More, l’Utopie, Livre II, Des Arts et Métiers
Texte étudié
Chacun est libre d’occuper à sa guise les heures comprises entre le travail, le sommeil et le repas – non pour les gâcher dans les excès de la paresse, mais afin que tous, libérés de leur métier, puissent s’adonner à quelque bonne occupation de leur choix. la plupart consacrent les heures de loisirs à l’étude. Chaque jour en effet des leçons accessibles à tous ont lieu avant le début du jour… Hommes et femmes y affluent librement, chacun choisissant la branche d’enseignement qui convient le mieux à sa forme d’esprit. Si quelqu’un préfère consacrer ces heures de surcroît à son métier, … on ne l’en détourne pas. Bien au contraire, on le félicite de son zèle à servir l’État.
Après le repas du soir, on passe une heure à jouer, l’été dans les jardins, l’hiver dans les salles communes… ; on y fait de la musique, on se distrait en causant. Les Utopiens ignorent complètement les dés et tous les jeux de ce genre, absurdes et dangereux.
Arrivés à ce point il nous faut, pour nous épargner une erreur, considérer attentivement une objection. si chacun ne travaille que six heures par jour, penserez-vous, ne risque-t-on pas inévitablement de voir une pénurie d’objets de première nécessité ?
Bien loin de là : il arrive que cette courte journée de travail produise, non seulement en abondance, mais même en excès, tout ce qui est indispensable à l’entretien et au confort de la vie. Vous me comprendrez aisément si vous voulez bien penser à l’importante fraction de la population qui reste inactive chez les autres peuples, la presque totalité des femmes d’abord, la moitié de l’humanité ; ou bien, là où les femmes travaillent, ce sont les hommes qui ronflent à leur place. Ajoutez à cela la troupe des prêtres et de ceux qu’on appelle les religieux, combien nombreuse et oisive ! A joutez-y tous les riches et surtout les propriétaires terriens, ceux qu’on appelle les nobles. Ajoutez-y leur valetaille, cette lie de faquins en armes; et les mendiants robustes et bien portants qui inventent une infirmité pour couvrir leur paresse. Et vous trouverez, bien moins nombreux que vous ne l’aviez cru, ceux dont le travail procure ce dont les hommes ont besoin.
Introduction
Ce texte est un extrait de la deuxième partie d’Utopie, œuvre de l’humaniste anglais Thomas More, qui propose d’abord une critique de la société de son époque puis un modèle idéal. Cet extrait présente un aperçu assez précis de ce qu’est l’œuvre de Thomas More.
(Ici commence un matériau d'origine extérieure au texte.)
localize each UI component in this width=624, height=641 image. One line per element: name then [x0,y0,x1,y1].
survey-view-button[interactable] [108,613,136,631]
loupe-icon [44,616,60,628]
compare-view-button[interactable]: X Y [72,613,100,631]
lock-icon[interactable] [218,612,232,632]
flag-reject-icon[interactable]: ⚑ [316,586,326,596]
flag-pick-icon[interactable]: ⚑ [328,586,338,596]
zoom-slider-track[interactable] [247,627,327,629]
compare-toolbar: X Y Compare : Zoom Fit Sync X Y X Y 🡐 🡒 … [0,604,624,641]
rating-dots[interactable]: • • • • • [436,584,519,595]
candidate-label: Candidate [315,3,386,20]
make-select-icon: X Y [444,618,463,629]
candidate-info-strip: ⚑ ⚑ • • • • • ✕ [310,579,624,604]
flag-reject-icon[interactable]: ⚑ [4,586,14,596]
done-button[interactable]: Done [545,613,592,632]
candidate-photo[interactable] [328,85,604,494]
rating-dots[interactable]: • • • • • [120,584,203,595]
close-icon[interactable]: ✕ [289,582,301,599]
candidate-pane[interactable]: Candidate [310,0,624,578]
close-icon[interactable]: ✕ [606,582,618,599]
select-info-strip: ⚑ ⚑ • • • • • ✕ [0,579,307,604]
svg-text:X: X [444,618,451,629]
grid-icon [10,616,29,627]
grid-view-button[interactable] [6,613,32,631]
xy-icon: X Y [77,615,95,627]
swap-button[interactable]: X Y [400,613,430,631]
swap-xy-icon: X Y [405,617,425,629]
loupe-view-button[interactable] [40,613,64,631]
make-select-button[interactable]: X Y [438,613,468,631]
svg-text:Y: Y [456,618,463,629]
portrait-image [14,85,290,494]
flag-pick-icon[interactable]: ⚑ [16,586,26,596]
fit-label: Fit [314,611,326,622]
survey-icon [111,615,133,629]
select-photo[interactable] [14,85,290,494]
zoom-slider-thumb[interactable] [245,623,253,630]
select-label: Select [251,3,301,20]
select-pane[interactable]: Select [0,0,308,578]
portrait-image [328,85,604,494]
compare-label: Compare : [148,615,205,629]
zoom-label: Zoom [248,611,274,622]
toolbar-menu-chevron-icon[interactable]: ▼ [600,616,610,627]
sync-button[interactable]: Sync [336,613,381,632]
En effet, on se rend compte que l’utopie a une visée argumentative. Elle contient également les thèmes de la pensée humaine. Enfin nous observerons le ton du dernier paragraphe.
I. Le paragraphe central (3ème paragraphe) souligne la visée argumentative du texte
A. En effet, ce paragraphe de transition propose un jeu de questions/réponses entre l’auteur et son interlocuteur, mis en valeur par la situation d’énonciation : le narrateur/auteur Thomas More s’adresse à la première personne : « vous me comprendrez ». De plus, le présent du discours et de vérité générale sont utilisés. Ce sont des temps du discours qui ont une valeur argumentative.
B. Ce paragraphe permet la transition entre une première et une seconde partie. La première partie, composée des deux premiers paragraphes, présente la société de l’Utopie : c’est une partie descriptive. La seconde partie, le paragraphe 4, propose une réponse à l’objection et une critique de la société contemporaine.
C. La visée argumentative du texte est annoncée par des tendances argumentatives dans la première partie :
1. Emploi de connecteurs :
« non … mais » : ces deux connecteurs sont en corrélation et permettent de réfuter une première idée pour mettre en relief la seconde ;
« pour » et « afin que » ont une valeur de but ;
« en effet » a une valeur de cause ;
« mais » et « au contraire » ont une valeur d’opposition ;
« si » a une valeur hypothétique ;
« comme » a une valeur comparative.
2. Exemples concrets : voir paragraphe deux : exemple des jeux.
3. Vocabulaire qui a une connotation morale : « gâcher », « excès », « paresse », « quelques bonnes occupations », « qui convient le mieux », « tentées », « spéculation », « zèle », « félicité », « servir », « absurdes et dangereux », « vices et vertus ». Ce vocabulaire du jugement moral donne une orientation axiologique, c’est-à-dire morale à l’ensemble du texte.